Can Obama Win Russia’s Cooperation on Iran?

Can Obama Win Russias Cooperation on Iran?

Don’t expect President Barack Obama to look into President Dmitri Medvedev’s eyes and “get a sense of his soul” when he meets his Russian counterpart on Wednesday at the G-20 summit in London. That was what then President George W. Bush claimed to have done during his first meeting with Vladimir Putin early in 2001, but Obama and Medvedev have more immediate and practical concerns: Washington urgently needs Moscow’s help in achieving one of its key foreign policy priorities — containing Iran’s nuclear ambitions. But Russia will cooperate only if it’s satisfied that Obama has abandoned the more confrontational approach of the Bush Administration toward Iran.

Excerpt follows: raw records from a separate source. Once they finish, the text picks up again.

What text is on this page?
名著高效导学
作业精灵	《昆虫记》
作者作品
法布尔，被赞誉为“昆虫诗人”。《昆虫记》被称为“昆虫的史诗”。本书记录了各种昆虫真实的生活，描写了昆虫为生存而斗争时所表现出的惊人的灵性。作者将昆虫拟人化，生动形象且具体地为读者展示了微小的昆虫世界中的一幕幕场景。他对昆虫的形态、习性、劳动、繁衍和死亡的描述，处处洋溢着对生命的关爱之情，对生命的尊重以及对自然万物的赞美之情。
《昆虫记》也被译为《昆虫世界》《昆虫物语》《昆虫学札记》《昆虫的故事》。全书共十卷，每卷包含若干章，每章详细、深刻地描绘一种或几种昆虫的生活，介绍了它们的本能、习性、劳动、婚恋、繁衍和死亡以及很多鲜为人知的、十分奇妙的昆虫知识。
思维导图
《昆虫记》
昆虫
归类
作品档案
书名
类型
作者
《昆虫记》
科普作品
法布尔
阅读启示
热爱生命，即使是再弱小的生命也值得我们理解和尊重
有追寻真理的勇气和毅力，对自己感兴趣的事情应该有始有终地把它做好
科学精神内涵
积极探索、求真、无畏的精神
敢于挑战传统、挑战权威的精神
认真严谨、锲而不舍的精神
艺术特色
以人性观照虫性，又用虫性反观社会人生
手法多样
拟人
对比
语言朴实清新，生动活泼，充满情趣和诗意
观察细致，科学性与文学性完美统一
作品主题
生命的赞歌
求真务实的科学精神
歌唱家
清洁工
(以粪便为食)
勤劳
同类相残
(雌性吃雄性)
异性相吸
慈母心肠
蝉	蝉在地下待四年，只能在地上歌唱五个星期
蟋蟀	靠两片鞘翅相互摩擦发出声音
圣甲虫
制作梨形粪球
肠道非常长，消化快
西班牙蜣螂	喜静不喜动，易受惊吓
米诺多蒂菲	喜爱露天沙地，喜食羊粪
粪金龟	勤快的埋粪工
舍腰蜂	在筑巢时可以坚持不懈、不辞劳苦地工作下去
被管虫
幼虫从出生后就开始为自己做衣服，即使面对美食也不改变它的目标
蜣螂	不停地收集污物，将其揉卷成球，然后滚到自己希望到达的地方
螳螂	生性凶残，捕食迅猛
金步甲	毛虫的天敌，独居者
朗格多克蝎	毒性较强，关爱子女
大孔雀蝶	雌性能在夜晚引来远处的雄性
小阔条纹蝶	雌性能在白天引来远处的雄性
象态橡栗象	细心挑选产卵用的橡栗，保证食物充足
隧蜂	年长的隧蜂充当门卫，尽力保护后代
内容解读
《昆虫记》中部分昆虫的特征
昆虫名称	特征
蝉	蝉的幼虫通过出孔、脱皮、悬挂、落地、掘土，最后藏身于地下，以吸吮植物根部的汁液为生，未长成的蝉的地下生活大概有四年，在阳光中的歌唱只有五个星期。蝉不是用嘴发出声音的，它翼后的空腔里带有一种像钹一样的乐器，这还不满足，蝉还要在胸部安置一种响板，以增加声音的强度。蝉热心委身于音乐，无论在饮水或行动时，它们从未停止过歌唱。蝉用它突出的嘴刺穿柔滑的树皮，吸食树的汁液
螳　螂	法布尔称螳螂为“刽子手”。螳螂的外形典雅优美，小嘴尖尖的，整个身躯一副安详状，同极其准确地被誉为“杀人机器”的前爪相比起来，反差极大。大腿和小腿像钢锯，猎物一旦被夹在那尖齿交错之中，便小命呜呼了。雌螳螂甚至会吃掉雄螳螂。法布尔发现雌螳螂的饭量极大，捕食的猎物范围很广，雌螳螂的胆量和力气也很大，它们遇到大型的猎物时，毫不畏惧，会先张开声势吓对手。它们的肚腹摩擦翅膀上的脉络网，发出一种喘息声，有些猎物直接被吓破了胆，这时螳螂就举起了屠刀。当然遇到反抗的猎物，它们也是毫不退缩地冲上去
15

Russia’s centrality to the issue lies in the facts that it is building Iran’s civilian nuclear reactor at Bushehr and it is the Islamic Republic’s key supplier of high-tech weaponry. Moscow’s support is also critical to the U.S.’s efforts to use sanctions to pressure Iran to back down on the nuclear issue. Wednesday’s meeting between Obama and Medvedev could provide an important indicator of whether Washington will get the help it seeks.

According to Russia’s ambassador to NATO, Dmitri Rogozin, Moscow will use the Obama-Medvedev meeting as an opportunity to assess how far the new Administration plans to go in pursuit of Obama’s promised “new beginning” with Iran. The answer could shape Moscow’s decisions with respect to supplying key military technology to Tehran.

“All the issues of Iran will be decided on what we have more of in our talks — the hope for peace, or the ‘hope’ of threats,” Rogozin tells TIME.

Iran has negotiated an agreement for Russia to supply it with the S-300 surface-to-air missile system, which is far more accurate, and at a far greater range, than Iran’s current air defenses are and would greatly enhance Iran’s capacity to ward off a pre-emptive Israeli or U.S. air strike aimed at its nuclear facilities. The State Department’s key adviser on Iran, Dennis Ross, warned last month that Israel could be tempted to strike before the delivery of S-300 missiles .

But, says Rogozin, Russia could hold back on delivering the enhanced air defenses if Obama signals a change in Iran policy. “The best thing that Washington can offer [Russia] is realigning its own attitude with Iran,” says Rogozin. Moscow will be encouraged by Tuesday’s news that Obama’s special envoy to Afghanistan and Pakistan, Richard Holbrooke, met with Iranian Deputy Foreign Minister Mehdi Akhoundzadeh at a conference in the Hague on Tuesday and that the two had agreed to “remain in touch.”

Russia, in fact, appears to already have put the S-300 delivery to Iran on hold while it waits to see what approach Obama’s Administration adopts in dealing with Tehran’s nuclear program. “On a political level, [the Russians] have put the sale on hold — that’s new,” says Cliff Kupchan, an expert on Russia and Iran at the Eurasia Group in Washington.

Rogozin sees Iran’s need for missiles as being related to Washington’s own stance. “The harsher the U.S. policy is toward Iran, the harsher the response is to the U.S. and the whole world,” he says. “If you drive into a corner a small nation, [its people] will do anything they can to protect their security.” Yet although Russia has long defended Iran’s right to develop its civilian nuclear program, Kupchan claims that officials in Moscow were taken aback when Iran tested a medium-range missile last month. Still, Russia has been unwilling to abandon the S-300 contract. Rogozin indicates that Russia is waiting until “after the first meeting of the two Presidents, and then we will decide on our plans.”

Besides a new stance toward Tehran, Obama can offer Russia two further inducements to cooperate on Iran: a tacit delay — perhaps for years — in plans to deploy a U.S. missile-defense system in Poland and the Czech Republic, and plans to extend NATO membership to Georgia and Ukraine. Both issues are on the table at this week’s NATO summit in France and Germany, although with no link to Iran. Indeed, Iran is not the only issue on which the U.S. and its allies need Russian help: Moscow’s cooperation may be the key element in securing alternative supply routes for NATO troops in Afghanistan, given the ease with which Taliban-aligned forces are able to attack the supply lines through Pakistan on which the mission currently depends.

Even with concessions on the missile shield and on Ukraine and Georgia, Russia remains deeply suspicious of NATO. “There is still no mutual understanding or trust between us,” Rogozin says. “Russia should become a reliable partner to both the U.S. and NATO, but for that, Russia needs to be respected in both Washington and Brussels.” Moscow would prefer to reduce the alliance’s footprint not only on its southern flank in Georgia and Ukraine but also on its western frontier with Poland and the Baltic states — although any reversal of the integration of those countries into NATO would render the alliance itself meaningless. So the relationship is likely to remain testy, even if it becomes more cooperative. “We are not a naïve people, but we feel a lot of hope,” says Rogozin. “We are optimistic.”